Für Kannenberg-Rentschlers pointierten Blick wird der 9. November 1923 zu einem Kristallisationspunkt der Interpretation des abenteuerlichen Lebens von Anna Samweber, die als Erzieherin, Dolmetscherin und Haushälterin tätig war und von München über Odessa und Wien nach Dornach und Berlin kam. An diesem Tag bittet sie Rudolf Steiner um eine geistige Wegzehrung für schwierige Zeiten, da beide bei der Nachricht über den Hitler-Ludendorff-Putsch in München die drohende mitteleuropäische Katastrophe erahnen. Steiner schreibt sofort das Mantram ‹Den Berliner Freunden›, welches in dem Buch eine zentrale Rolle spielt.

Kannenberg-Rentschler ordnet den 9. November an 18 geschichtlichen Großereignissen von der Münchner Rätebewegung im Jahre 1919 bis zum Mauerfall 1989 in einen großen historischen Zusammenhang ein. Am 9. November 1923 spürt Rudolf Steiner, dass er Berlin verlassen muss, und Anna Samweber organisiert den Umzug von der Berliner Motzstraße 17 in das schweizerische Dornach. «Wenn diese Herren in Deutschland an die Macht kommen, kann mein Fuß Deutschland nicht mehr betreten» (Steiner 1923). Immerhin war Berlin 20 Jahre lang ein wichtiges Zentrum der geisteswissenschaftlichen Bewegung.

Anna Samweber lebt nach dem Bau der Berliner Mauer bis 1968 im Ostteil der Stadt und stirbt 1969 bei Freunden in Berlin-Frohnau. Ilse Jahn, die von 1960 bis 1962 zu Anna Samwebers Arbeitskreis gehört, schreibt in ihren Erinnerungen ‹Wissen, worum es geht›: «Anna Samweber übermittelte Rudolf Steiners Intention mit folgender Episode: Als er vor dem Erscheinen der Neuauflage der ‹Philosophie der Freiheit› 1918 vom Verlag den Blindband (mit leeren Seiten) erhalten hatte, blätterte er darin und sagte: ‹So müsste die ‚Philosophie der Freiheit‘ eigentlich aussehen: jeder müsste sie individuell schreiben!› Das überzeugte mich, dass es keineswegs um eine ‹Lehre› geht, sondern um ein Beispiel (Paradigma im eigentlichen Sinn) für eine Vorausbewegung in Richtung auf die neu gezeigte Geisteswissenschaft.

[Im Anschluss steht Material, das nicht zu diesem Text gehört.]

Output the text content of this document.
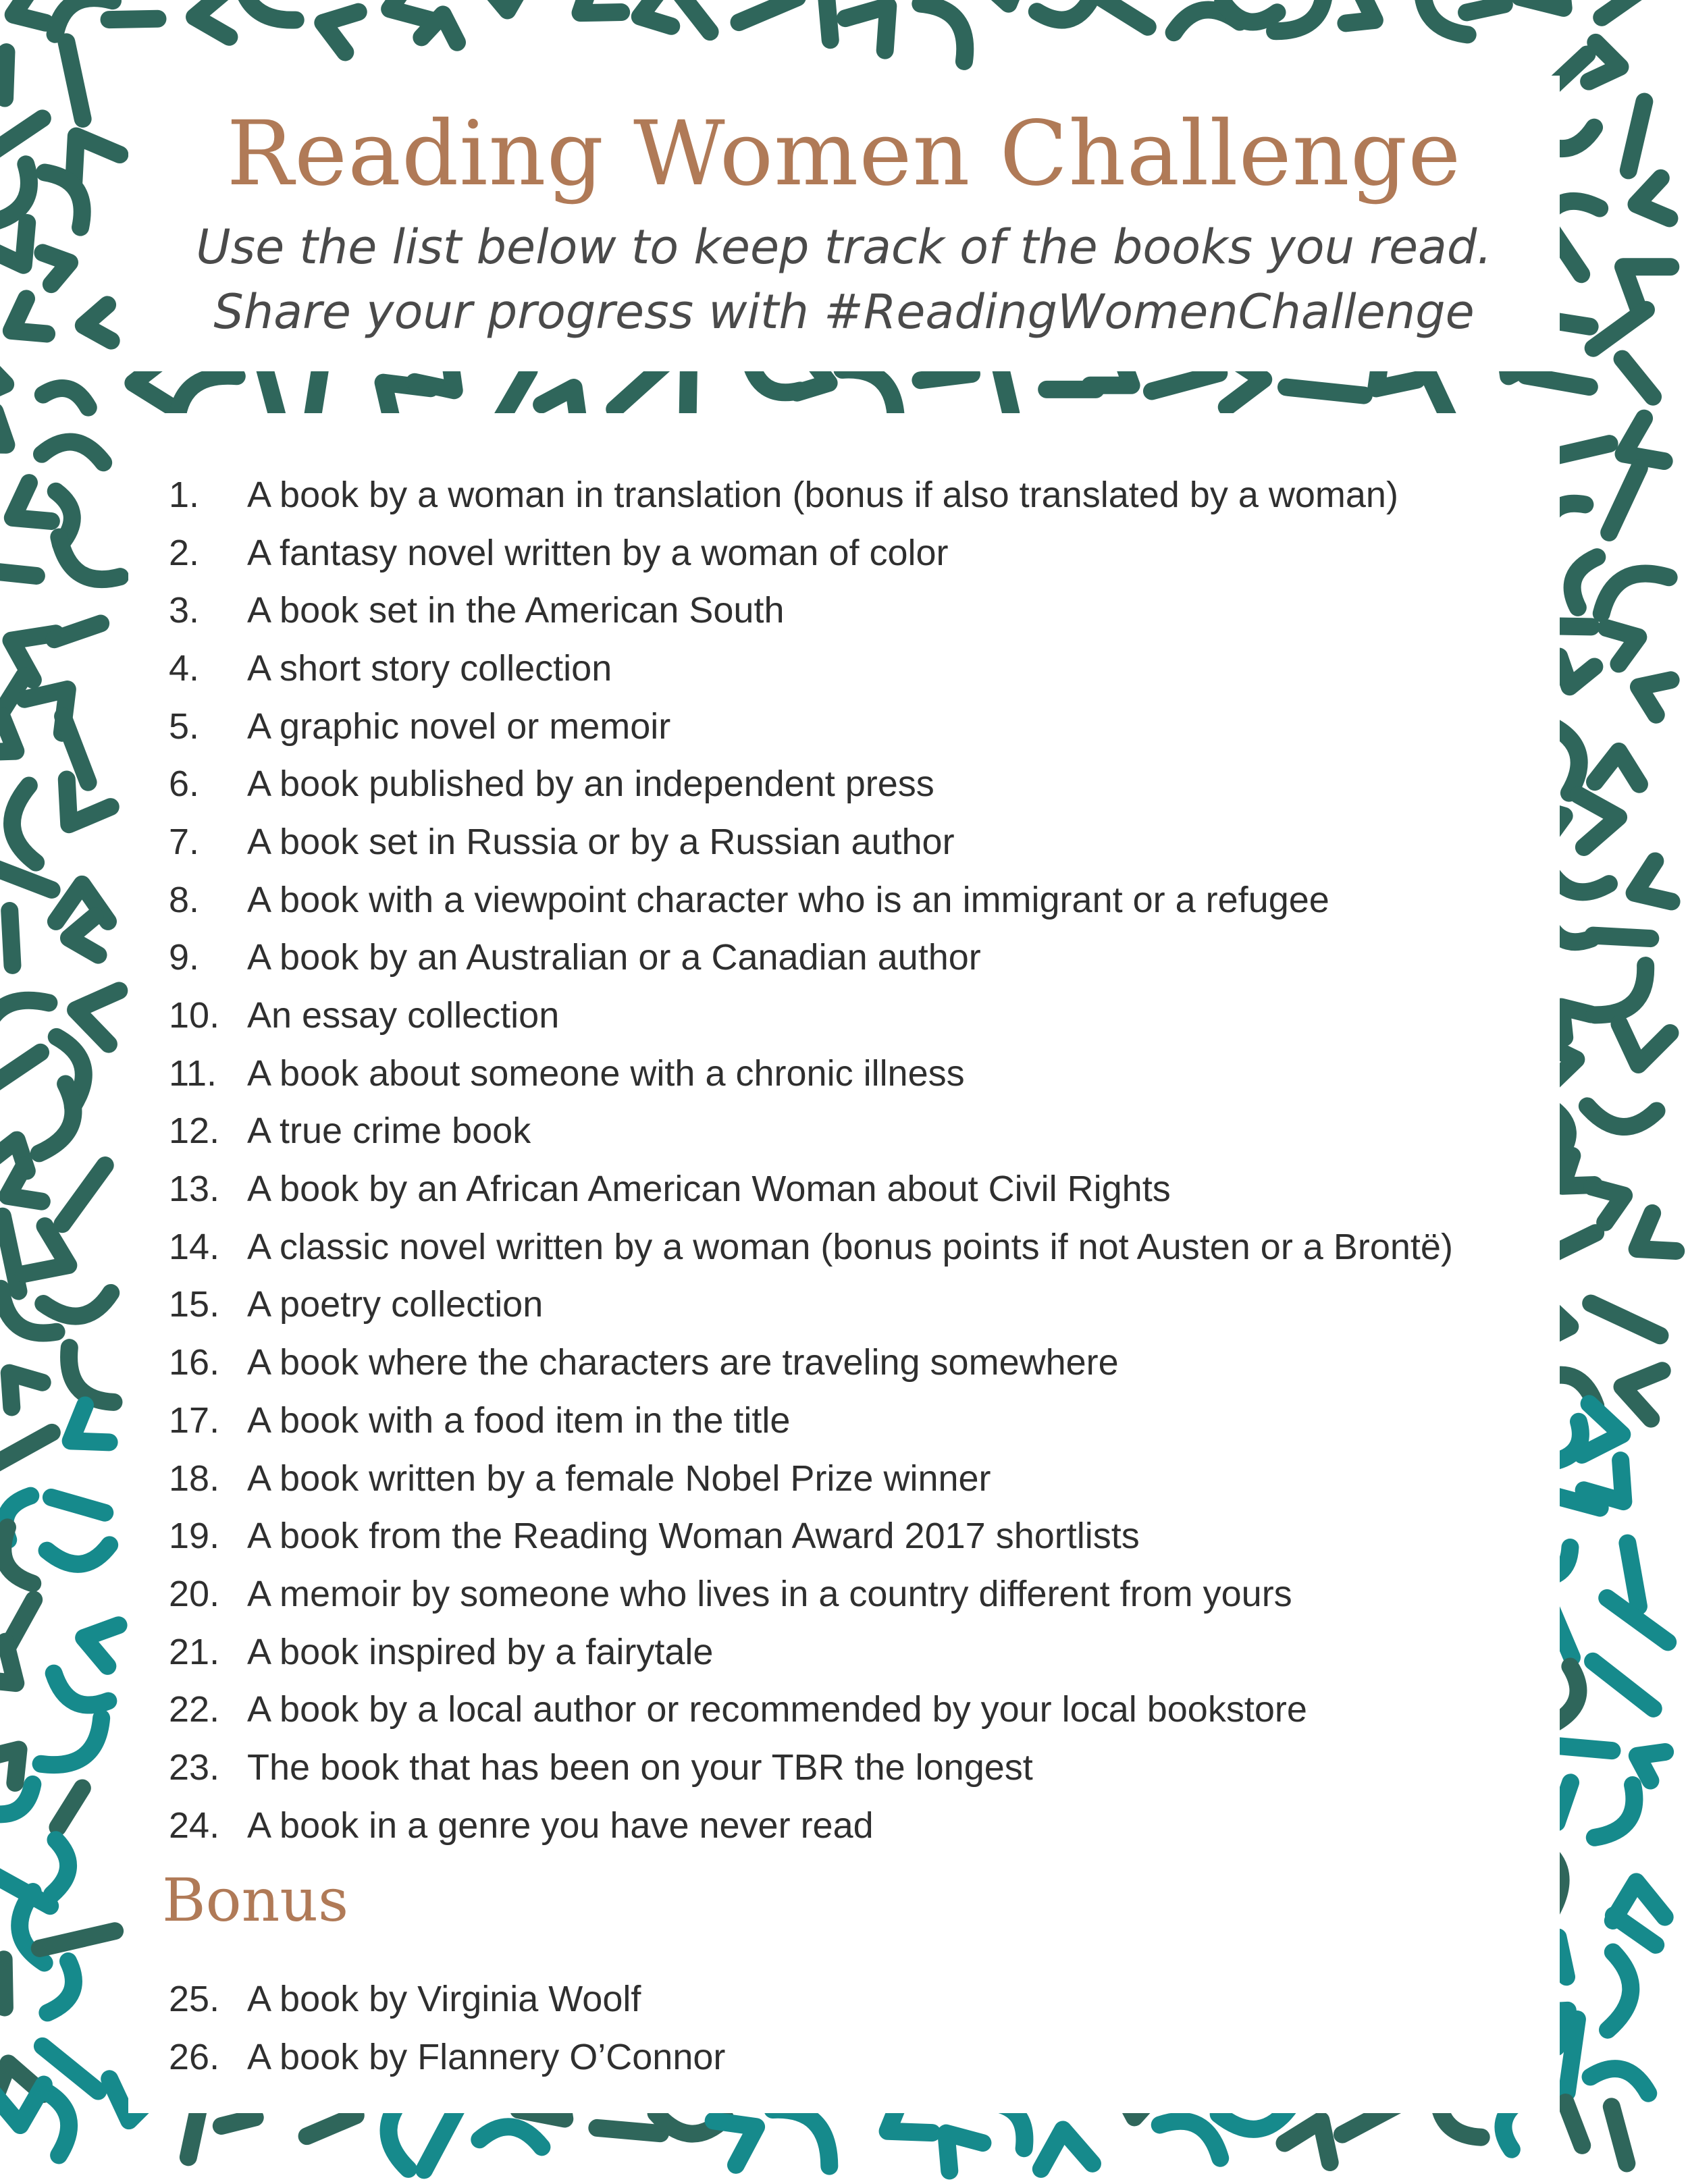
Reading Women Challenge
Use the list below to keep track of the books you read.
Share your progress with #ReadingWomenChallenge
1.	A book by a woman in translation (bonus if also translated by a woman)
2.	A fantasy novel written by a woman of color
3.	A book set in the American South
4.	A short story collection
5.	A graphic novel or memoir
6.	A book published by an independent press
7.	A book set in Russia or by a Russian author
8.	A book with a viewpoint character who is an immigrant or a refugee
9.	A book by an Australian or a Canadian author
10. An essay collection
11. A book about someone with a chronic illness
12. A true crime book
13. A book by an African American Woman about Civil Rights
14. A classic novel written by a woman (bonus points if not Austen or a Brontë)
15. A poetry collection
16. A book where the characters are traveling somewhere
17. A book with a food item in the title
18. A book written by a female Nobel Prize winner
19. A book from the Reading Woman Award 2017 shortlists
20. A memoir by someone who lives in a country different from yours
21. A book inspired by a fairytale
22. A book by a local author or recommended by your local bookstore
23. The book that has been on your TBR the longest
24. A book in a genre you have never read
Bonus
25. A book by Virginia Woolf
26. A book by Flannery O’Connor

Nach Anna Samweber habe Steiner in dieser Schrift seinen Weg als Beispiel und Anregung zu individueller Arbeit vorgelegt.»

Manfred Kannenberg-Rentschler arbeitet seit Jahren im Institut für soziale Gegenwartsfragen (Freiburg) für eine geisteswissenschaftliche Interpretation der politischen, sozialen und ökonomischen Zeitfragen. Es geht ihm vor allem um eine möglichst objektive Durchdringung von geistigen Zeitfragen, getragen von lebendigen Personen. Anna Samweber, Christian Morgenstern, Johanna Mücke sind gute Beispiele für eine ‹christliche Lebenspilgerschaft›. Anna Samwebers Lebenspilgerschaft zeigt, dass sie ihre örtliche Heimat mehrfach verlassen musste, um ihre eigentliche Aufgabe zu finden. Das Buch ist ein kleines, bescheidenes Juwel aus dem Verlag Edition Immanente Berlin.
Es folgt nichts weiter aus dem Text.